Thursday, 24 June 2010

Life is pain.

I don't descend officially on the festival site until tomorrow, and sitting here in the office in killing me.

A delegation from Midsomerset News and Media spent a couple of hours there this morning - myself included - popping in to pick up our press passes, wristbands (I see they've been made of asbestos again this year. Thanks for that.) and take a look at our stand and wander around a bit.

It's dusty as anything on site, but the vibe is just lovely. Everyone seems pretty chilled out and there's a real feeling of space that I don't remember getting in the last few festivals, I suppose since the rain forced everyone onto the footpaths there and now people have just spilled out and onto the grass, drinking everything they can get their hands on, looking very festival chic and generally just enjoying the sun and the atmosphere.

The press tent was pretty quiet, but it was like an oven, and starting to fill up with media bods. I was ridiculously excited to be greeted with one of my own advertising bills pinned up in front of me.

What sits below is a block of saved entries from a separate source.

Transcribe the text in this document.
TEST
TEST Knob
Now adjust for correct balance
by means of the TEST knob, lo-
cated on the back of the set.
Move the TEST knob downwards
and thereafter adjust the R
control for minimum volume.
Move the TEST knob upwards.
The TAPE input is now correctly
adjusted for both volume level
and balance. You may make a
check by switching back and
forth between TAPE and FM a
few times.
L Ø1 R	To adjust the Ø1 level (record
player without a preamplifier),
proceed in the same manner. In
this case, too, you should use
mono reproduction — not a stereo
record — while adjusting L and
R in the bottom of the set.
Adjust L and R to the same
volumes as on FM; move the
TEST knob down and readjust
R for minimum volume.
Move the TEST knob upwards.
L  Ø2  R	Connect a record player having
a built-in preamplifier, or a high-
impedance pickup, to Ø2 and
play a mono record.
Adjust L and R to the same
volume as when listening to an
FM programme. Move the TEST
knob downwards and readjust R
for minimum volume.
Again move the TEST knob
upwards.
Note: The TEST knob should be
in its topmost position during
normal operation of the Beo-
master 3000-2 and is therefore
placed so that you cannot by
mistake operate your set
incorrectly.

Wasn't even a Glastonbury one, but to see something I'd written (all four words of it) where Rolling Stone, Q or The Guardian should probably have been was pretty awesome.

Prince Charles is on site! I can't believe Glastonbury Festival is by Royal Appointment, now. He turned up this afternoon, as he's got something to do with Water Aid, one of the charities that the festival supports, and then went to look at some affordable housing in the village. I didn't see him, though.

Still, the all-too-brief trip left me aching to stay and feeling more than a little out of place, since I was wandering around in work clothes. Worse, however, it left me nursing three blisters, thanks to stupid, impractical work footwear and a hike across site.

This is an unmitigated disaster.

 I have to spend the next three days dashing from stage to press tent, to stage, to random fields, to Arcadia and I've already managed to carve chunks out of my feet.

Grrr. Grrrrr.

Beginning to think that the Crocs flip-flops could turn out to be something of a life saver.

..ngh. I want to be on site already. It's lovely and sunny and friendly there, and I'm stuck in the office with sore feet and page deadlines to meet.

Grrrrr. Grrr. Grrr!


Tom Stephenson said...

No such thing as a free Croc, L. It'll get better. Give my love to (you and) all my friends from the Bell! Have fun soon... X

Anonymous said...

Blisters already? You're very fragile aren't you?

Good luck getting out of the festival with your feet intact!